A Voz das Estrelas - Capítulo 13
Após toda a noite de sofrimento, Isaac e Isabella foram levados de volta para casa com dois familiares chamados às pressas.
Tudo havia acabado. Tudo estava monocromático.
O rapaz permaneceu calado durante tanto tempo que fez um incômodo cruel tomar conta da residência vazia, onde, naquele momento, apenas os dois se encontravam.
Sua maior preocupação era a irmã. Ela estava incomunicável desde então.
Durante todo aquele período doloroso, a via de cabeça baixa, com as franjas repartidas cobrindo um pouco das vistas que já eram cobertas pelos óculos.
— Isa…
— Mentiroso… — A voz rouca da garota o impediu de continuar. Ao ser encarado, viu sua pupila afiada penetrar-lhe a alma. — Você mentiu pra mim… Mentiu pra mim!!
— Eu… — Engoliu em seco, tentava encontrar as melhores palavras. — Eu só queria…

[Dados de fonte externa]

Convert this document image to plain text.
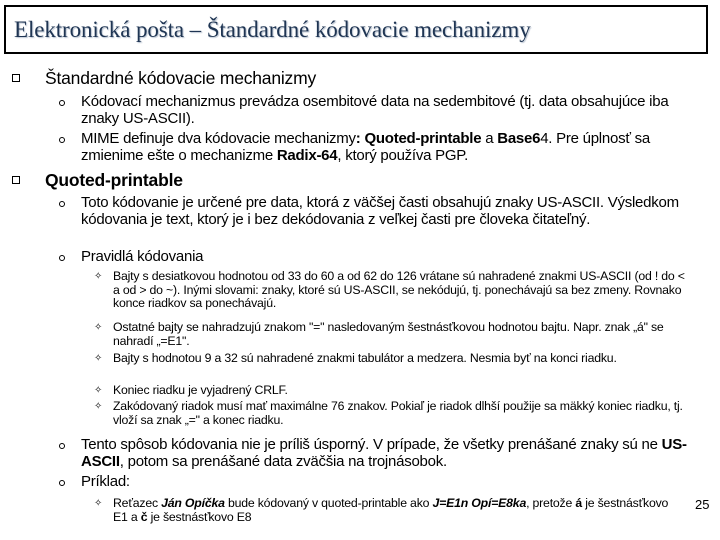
Elektronická pošta – Štandardné kódovacie mechanizmy
Štandardné kódovacie mechanizmy
Kódovací mechanizmus prevádza osembitové data na sedembitové (tj. data obsahujúce iba znaky US-ASCII).
MIME definuje dva kódovacie mechanizmy: Quoted-printable a Base64. Pre úplnosť sa zmienime ešte o mechanizme Radix-64, ktorý používa PGP.
Quoted-printable
Toto kódovanie je určené pre data, ktorá z väčšej časti obsahujú znaky US-ASCII. Výsledkom kódovania je text, ktorý je i bez dekódovania z veľkej časti pre človeka čitateľný.
Pravidlá kódovania
✧ Bajty s desiatkovou hodnotou od 33 do 60 a od 62 do 126 vrátane sú nahradené znakmi US-ASCII (od ! do < a od > do ~). Inými slovami: znaky, ktoré sú US-ASCII, se nekódujú, tj. ponechávajú sa bez zmeny. Rovnako konce riadkov sa ponechávajú.
✧ Ostatné bajty se nahradzujú znakom "=" nasledovaným šestnásťkovou hodnotou bajtu. Napr. znak „á" se nahradí „=E1".
✧ Bajty s hodnotou 9 a 32 sú nahradené znakmi tabulátor a medzera. Nesmia byť na konci riadku.
✧ Koniec riadku je vyjadrený CRLF.
✧ Zakódovaný riadok musí mať maximálne 76 znakov. Pokiaľ je riadok dlhší použije sa mäkký koniec riadku, tj. vloží sa znak „=" a konec riadku.
Tento spôsob kódovania nie je príliš úsporný. V prípade, že všetky prenášané znaky sú ne US-ASCII, potom sa prenášané data zväčšia na trojnásobok.
Príklad:
✧ Reťazec Ján Opíčka bude kódovaný v quoted-printable ako J=E1n Opí=E8ka, pretože á je šestnásťkovo E1 a č je šestnásťkovo E8
25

De repente, um riso escapou da boca trêmula dela, até crescer e crescer para se tornar uma gargalhada descontroladamente maníaca…
— Gahahaha!!!! — Aquilo o assustou pela primeira vez desde muito tempo, o fazendo engolir em seco. — É assim então, né!!? Você queria esconder de mim, mas olha só!!! No fim, nada mudou!!!
Um cintilar escarlate cresceu pelo recinto. Suas unhas se tornaram garras; os dentes caninos ganharam a imponência de um felino…
Arrasado, o garoto perdeu a reação espantada pois seu dorso da mão foi apossado por uma dor aguda.
Naquele momento, outro brilho surgiu; um azulado.
E a marca tomou forma sobre a pele, como se nascesse uma tatuagem do nada ali. Sentiu o corpo leve, muito leve.
De maneira a tirar-se do chão com uma facilidade que nem as leis da gravidade poderiam imperar sobre si.
Sem pensar duas vezes, avançou num rompante para abraçá-la com ímpeto.
Foi quando, em um instante, o cenário ao redor deles mudou. Como se o universo inteiro os abraçasse, a mente dos dois foi moldada a uma nova realidade.
Assim que aquela paisagem desapareceu, os dois caíram ajoelhados no chão.
Mesmo assim, ele não a soltou.
Conforme os segundos atônitos foram se passando, até que ambos pudessem digerir aquilo tudo, os brilhos de seus símbolos perderam força.
Em meio ao baque poderoso, Isaac encontrou forças a fim de murmurar:
— Me perdoa… Eu não queria mentir pra você. — Com o retorno do controle emocional, ela apenas ouviu. — Eu prometo que não vou mais mentir.
Segurou-a com ainda mais força, ao que as lágrimas se liberaram dos olhos estremecidos dela. Aos poucos, embaçaram as lentes transparentes.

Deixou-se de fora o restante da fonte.